By Albert Robinson
The United States
A round-up of forecasts by analysts and economists show the U.S. economy will likely grow moderately, with a 2.0% - 2.1% rate expected. That’s down on the 2.5% annual rate seen in 2017 and 2018.
The U.S. Federal Reserve helped the American economy to grow in 2019 with rate cuts– albeit not of the size and pace that President Trump wanted to see.
However, both the effect of this fiscal stimulus and the huge tax reduction program Trump succeeded in passing will start to wear off this year.
With elections just 10 months away, Trump is not likely to try and force through any grand changes since the economy is doing well. In any case, with the Democrats holding the House of Representatives – where financial decisions are made – he doesn't have much chance of doing so.
Meanwhile, across the Atlantic, the eurozone is likely to stabilize after a sharp dip in 2019 which saw the critical German economy – as well as that of Italy –falling dangerously close to recession. The worst appears to be over, and eurozone growth could stabilize at just under the 1.0% mark in 2020.

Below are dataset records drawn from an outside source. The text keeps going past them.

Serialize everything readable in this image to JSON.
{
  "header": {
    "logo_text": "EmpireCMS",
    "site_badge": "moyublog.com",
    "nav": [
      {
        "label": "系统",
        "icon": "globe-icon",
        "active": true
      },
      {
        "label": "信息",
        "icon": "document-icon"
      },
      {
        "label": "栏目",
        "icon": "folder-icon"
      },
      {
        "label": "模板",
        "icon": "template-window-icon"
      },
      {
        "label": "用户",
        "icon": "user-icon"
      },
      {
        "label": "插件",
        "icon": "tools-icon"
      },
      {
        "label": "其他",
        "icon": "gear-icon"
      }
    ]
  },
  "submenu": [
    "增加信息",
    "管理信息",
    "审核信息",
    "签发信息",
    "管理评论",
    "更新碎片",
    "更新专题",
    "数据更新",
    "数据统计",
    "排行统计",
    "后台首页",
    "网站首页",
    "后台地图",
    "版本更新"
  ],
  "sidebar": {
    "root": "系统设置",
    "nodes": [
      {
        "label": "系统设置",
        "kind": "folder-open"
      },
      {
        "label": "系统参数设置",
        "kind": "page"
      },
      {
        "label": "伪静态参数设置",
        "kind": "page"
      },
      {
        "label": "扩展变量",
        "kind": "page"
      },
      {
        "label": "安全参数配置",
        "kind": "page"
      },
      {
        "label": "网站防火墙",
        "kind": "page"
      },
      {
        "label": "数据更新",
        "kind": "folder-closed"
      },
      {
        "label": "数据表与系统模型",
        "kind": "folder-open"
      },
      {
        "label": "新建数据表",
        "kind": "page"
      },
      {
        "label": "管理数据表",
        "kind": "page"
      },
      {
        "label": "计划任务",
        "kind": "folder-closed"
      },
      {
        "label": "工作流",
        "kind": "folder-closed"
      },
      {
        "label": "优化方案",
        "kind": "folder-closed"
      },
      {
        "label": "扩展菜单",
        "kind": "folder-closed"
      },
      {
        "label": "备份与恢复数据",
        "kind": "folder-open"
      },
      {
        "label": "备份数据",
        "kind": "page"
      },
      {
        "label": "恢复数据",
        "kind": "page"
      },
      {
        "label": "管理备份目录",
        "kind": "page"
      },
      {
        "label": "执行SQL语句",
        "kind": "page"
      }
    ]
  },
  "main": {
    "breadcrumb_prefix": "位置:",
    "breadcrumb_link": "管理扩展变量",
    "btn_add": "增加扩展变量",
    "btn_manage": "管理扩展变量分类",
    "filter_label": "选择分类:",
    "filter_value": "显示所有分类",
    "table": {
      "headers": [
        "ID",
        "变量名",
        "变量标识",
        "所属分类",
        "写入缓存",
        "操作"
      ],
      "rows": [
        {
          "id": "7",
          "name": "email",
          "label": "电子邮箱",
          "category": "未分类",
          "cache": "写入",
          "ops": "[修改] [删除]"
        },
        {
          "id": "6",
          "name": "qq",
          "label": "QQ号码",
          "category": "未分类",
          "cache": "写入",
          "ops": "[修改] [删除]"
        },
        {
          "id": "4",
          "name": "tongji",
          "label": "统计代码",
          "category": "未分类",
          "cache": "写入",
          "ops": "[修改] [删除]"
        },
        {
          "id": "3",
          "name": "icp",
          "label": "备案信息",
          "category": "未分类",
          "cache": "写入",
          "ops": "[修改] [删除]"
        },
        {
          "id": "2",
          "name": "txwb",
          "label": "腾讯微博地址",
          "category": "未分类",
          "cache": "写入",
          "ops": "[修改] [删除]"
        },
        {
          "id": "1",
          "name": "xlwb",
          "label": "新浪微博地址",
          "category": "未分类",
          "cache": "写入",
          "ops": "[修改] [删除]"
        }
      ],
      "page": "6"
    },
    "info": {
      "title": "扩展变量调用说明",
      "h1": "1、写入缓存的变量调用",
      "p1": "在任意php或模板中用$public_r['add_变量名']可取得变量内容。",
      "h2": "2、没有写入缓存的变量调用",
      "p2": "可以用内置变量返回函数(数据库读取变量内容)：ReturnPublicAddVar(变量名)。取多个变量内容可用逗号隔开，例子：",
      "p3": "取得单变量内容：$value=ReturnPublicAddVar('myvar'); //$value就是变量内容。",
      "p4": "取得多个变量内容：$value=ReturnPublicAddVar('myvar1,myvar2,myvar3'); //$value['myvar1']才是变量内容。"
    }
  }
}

The fly in the ointment could be the continuing fallout from Brexit. Although the markets were relieved with the results of the U.K. general election in December, the uncertainty is definitely not over. Both the UK government and the European Union have already laid out tough bargaining stances, and the EU has stated that completing negotiations by the end of December will be a tough task. The U.K. has seen GDP growth fall to 1.3% in 2019 and forecasts expect it to drop to 0.5% in 2020.
Will that persuade the British government to be more flexible in negotiations in the hope of giving the U.K. a boost – or will it see the growth decline as evidence that it needs to be tougher with the EU and show its muscles since it is the 5th strongest economy?
In Asia, the big story is likely to be that of China's growth rate dropping under the 6.0% rate for the first time in three decades. As a result, economists will want to know what effect will this have on China's political and economic policies, and will China soften its stance in trade talks with the United States?
China's growth rate has been dropping for the past few years, so this is less connected with the US-China trade conflict, and more due to structural and cyclical factors that are doubtless worrying the Chinese leadership: the country has an aging population and that is leading to a sharp decline in productivity growth.
China's growth is seen by some analysts as coming in at 5.7% in 2020 and slightly less in 2021. The question will be how much of a stimulus program the government approves. Given the strength of the Chinese economy over the past 20 years and the vast amounts of revenue that are tightly controlled by the regime, a huge stimulus program can be relatively easily instituted. On the other hand, the one-couple, one-child policy of the past few decades means that the enormous number of pensioners and Chinese workers heading into retirement in the coming decade present the leadership with an enormous headache.
Moving to Japan, and although its GDP growth was estimated to have risen to 1.1% in 2019 from 0.3% in 2018, it's seen declining to 0.3% in 2020 as a result of a sales tax increase to 10% from 8% instituted in October. Responding to political pressure, the government brought in a bigger than expected fiscal package of $120 billion spread over 15 months which aims to cancel out the negative impact of the sales tax hike. As a result, GDP growth is seen showing a slight recovery to 0.5% in 2021.
Regarding emerging markets, they are likely to again stand still in 2020. They are being impacted by the decline in Chinese growth, along with the China-U.S. trade war, which has depressed prices as has uninspiring growth in the developed world.
Inflation And Monetary Easing
In other aspects of the global economy, inflation is likely to remain subdued, with global inflation at between 2.5%-3.0%.
As for global monetary easing, this will likely come to an end. Strong economic growth in the United States suggests that further easing is unnecessary, indeed, it is possible that the Fed will raise rates late in 2020.
Meanwhile the situation in the eurozone is clearly much more complicated due to the number of states in the zone and the different economic situations each faces. However, there has been strong opposition to the European Central Bank's negative interest rates policy introduced in June 2014, when its deposit rate was lowered to -0.1% in a bid to stimulate the economy. This has led to a drop in demand, thus sending prices even lower and creating a downwards spiral.